India skipped China’s just ended Belt and Road summit citing concerns that the project runs through disputed Kashmir and analysts say New Delhi is deeply uneasy about the strategic implications of an initiative that would dramatically increase Beijing’s presence in neighboring countries. But questions have also been raised whether New Delhi risks being isolated by staying out.

India’s criticism of a project, which Chinese president Xi Jinping has called “the project of the century,” was unequivocal. “No country can accept a project that ignores its core concerns on sovereignty and territorial integrity,” said Indian Foreign Ministry spokesman Gopal Bagley pointing out the flagship initiative of the Belt and Road project passes through Pakistani Kashmir — a territory that India claims.

China’s assertions that it does not want to get involved in the territorial dispute between the two countries has meant little to India, which believes endorsing a project spearheaded by a close ally of Pakistan would mean endorsing its arch rivals claims on the Himalayan region.

 

“Now by making these investments it [China] obviously has as we say put its feet on the ground and backed Pakistan,” says Jayadeva Ranade, a China specialist formerly on the government’s National Security Advisory Board.

 

Beijing has been keen to involve India, which straddles one of the world’s busiest shipping lanes in the Indian Ocean. China’s ambassador to India, Luo Zhaohui, told an Indian military think tank recently that the Belt and Road initiative was good for both countries and fits into India’s “Look East” policy of strengthening ties with southeast and northeast Asia.

 

But that did little to allay India’s mistrust of its giant neighbor, with which border disputes linger more than five decades after they fought a brief war, and with whom New Delhi’s ties have plummeted in the past year.

China says its initiative, an ambitious multibillion-dollar project to build a transport network spanning 65 countries, is a new way to boost global development.

But many in India believe that in addition to economics, the initiative is part of China’s expansionist policies designed to extend it economic, military and diplomatic clout across Asia, up to Europe, and beyond.

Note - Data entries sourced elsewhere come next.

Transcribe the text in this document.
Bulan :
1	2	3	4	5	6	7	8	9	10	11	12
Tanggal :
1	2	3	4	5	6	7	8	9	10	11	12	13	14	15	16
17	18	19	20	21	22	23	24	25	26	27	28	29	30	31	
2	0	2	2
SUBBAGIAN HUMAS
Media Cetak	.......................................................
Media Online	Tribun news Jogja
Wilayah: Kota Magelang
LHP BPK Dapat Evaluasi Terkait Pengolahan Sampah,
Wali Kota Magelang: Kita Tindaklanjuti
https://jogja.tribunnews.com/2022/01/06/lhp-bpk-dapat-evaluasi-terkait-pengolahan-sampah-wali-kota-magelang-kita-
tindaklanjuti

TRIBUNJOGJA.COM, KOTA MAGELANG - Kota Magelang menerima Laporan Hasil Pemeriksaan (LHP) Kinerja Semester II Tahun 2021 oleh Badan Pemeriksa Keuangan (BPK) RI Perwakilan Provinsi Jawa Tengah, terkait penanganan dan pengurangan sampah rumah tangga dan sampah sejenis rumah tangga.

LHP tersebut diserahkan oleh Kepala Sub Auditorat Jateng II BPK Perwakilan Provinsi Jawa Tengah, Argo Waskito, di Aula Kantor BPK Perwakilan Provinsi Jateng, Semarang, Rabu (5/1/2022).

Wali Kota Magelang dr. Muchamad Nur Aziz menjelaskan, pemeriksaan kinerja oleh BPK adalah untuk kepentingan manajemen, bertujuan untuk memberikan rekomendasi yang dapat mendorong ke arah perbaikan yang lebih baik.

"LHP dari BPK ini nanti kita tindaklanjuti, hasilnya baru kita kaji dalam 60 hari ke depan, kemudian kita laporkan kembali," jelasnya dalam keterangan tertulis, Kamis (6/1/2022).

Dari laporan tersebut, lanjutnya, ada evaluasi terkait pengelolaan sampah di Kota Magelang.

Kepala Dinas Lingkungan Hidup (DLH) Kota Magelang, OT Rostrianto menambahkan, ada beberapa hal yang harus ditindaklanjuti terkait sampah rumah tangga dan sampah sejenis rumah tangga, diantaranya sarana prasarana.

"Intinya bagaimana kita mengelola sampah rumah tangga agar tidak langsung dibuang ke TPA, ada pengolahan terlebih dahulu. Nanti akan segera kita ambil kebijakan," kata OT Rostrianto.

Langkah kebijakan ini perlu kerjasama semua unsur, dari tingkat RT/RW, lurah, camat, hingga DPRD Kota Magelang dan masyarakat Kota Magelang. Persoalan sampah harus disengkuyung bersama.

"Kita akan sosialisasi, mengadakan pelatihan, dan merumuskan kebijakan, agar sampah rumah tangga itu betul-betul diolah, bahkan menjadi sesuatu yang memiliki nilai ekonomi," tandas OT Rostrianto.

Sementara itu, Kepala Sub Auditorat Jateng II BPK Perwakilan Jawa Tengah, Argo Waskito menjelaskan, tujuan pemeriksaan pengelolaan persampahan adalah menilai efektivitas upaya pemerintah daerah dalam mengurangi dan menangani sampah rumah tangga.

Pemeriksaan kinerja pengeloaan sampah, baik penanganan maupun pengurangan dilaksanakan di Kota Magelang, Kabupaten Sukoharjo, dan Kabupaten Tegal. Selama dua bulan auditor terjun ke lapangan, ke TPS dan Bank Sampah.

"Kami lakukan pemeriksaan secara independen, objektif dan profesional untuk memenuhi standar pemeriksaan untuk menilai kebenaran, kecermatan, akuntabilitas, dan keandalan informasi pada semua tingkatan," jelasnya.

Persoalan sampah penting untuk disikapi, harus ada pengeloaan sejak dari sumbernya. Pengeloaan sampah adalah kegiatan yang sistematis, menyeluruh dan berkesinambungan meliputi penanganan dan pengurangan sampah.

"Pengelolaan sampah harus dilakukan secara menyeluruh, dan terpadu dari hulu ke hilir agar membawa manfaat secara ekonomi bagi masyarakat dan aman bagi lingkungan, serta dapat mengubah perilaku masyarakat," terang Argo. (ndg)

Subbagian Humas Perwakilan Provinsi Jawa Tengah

“If this is globalization, it is globalization 19th century style,”said an editorial in the Times of India newspaper supporting India’s “bold” decision to stay out.

 

India is wary of how the project could massively increase Chinese influence and presence not just in Pakistan, but in other neighboring South Asian countries. Drawn by the prospect of massive infrastructure building and huge investments that could lift their economies, Bangladesh, Nepal and Sri Lanka, Afghanistan and Myanmar have joined the project. Sri Lanka was represented by its Prime Minister and Nepal by its deputy prime minister at the summit. These countries have signed preliminary agreements for several infrastructure and power projects.

 

Calling the initiative, “a new kind of colonization,” Chintamani Mahapatra, a professor at the School of international studies at New Delhi’s Jawaharlal Nehru University, said “the OBOR [One belt, One road] project is very clearly Chinese-initiated, promoted by China with a strategic goal simply because China has a lot of money. When multiple countries are involved in a huge project like this, it should not be proposed, funded by only one country.”

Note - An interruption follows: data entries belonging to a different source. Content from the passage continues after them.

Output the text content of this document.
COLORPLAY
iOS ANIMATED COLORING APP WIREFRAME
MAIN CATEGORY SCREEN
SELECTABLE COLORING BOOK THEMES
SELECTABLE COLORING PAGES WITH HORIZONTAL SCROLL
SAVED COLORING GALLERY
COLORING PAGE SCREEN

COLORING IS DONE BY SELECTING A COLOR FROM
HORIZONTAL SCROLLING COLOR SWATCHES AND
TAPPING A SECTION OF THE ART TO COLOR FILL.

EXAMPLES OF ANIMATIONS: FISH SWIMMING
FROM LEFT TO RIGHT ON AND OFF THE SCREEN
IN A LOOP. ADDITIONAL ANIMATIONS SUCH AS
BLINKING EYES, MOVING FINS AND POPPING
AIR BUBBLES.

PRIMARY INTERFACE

Foreign Ministry spokesman Bagley also underlined the need for transparency, saying that it could drive communities into debt.

China, however, points out that over 100 countries around the world and international organizations have got involved in the initiative, which it says has gotten a “warm response” from the international community.

 

Indeed some analysts caution India on missing out on an ambitious initiative that aims to integrate Asia with Europe through a network of rail lines and ports and create new trade corridors.

 

T.N. Ninan, editorial director of the Business Standard newspaper, questioned in a column if India is the last man left standing. “Does the country risk being enclosed in a geographical cocoon if it spurns a multi-continent project for which everyone else has signed up?,” he asked.

 

For the time being, India’s answer is to step up on infrastructure projects it has planned in neighboring countries, although these cannot match the scale and size of Chinese investments.

 

But India is not shutting the door on its participation completely on a project whose contours are still to take shape.

“It is a possibility provided there is something worked out with regard to the China Pakistan Economic Corridor. That is a problem unless China does something to mitigate our concerns there,” said Ranade.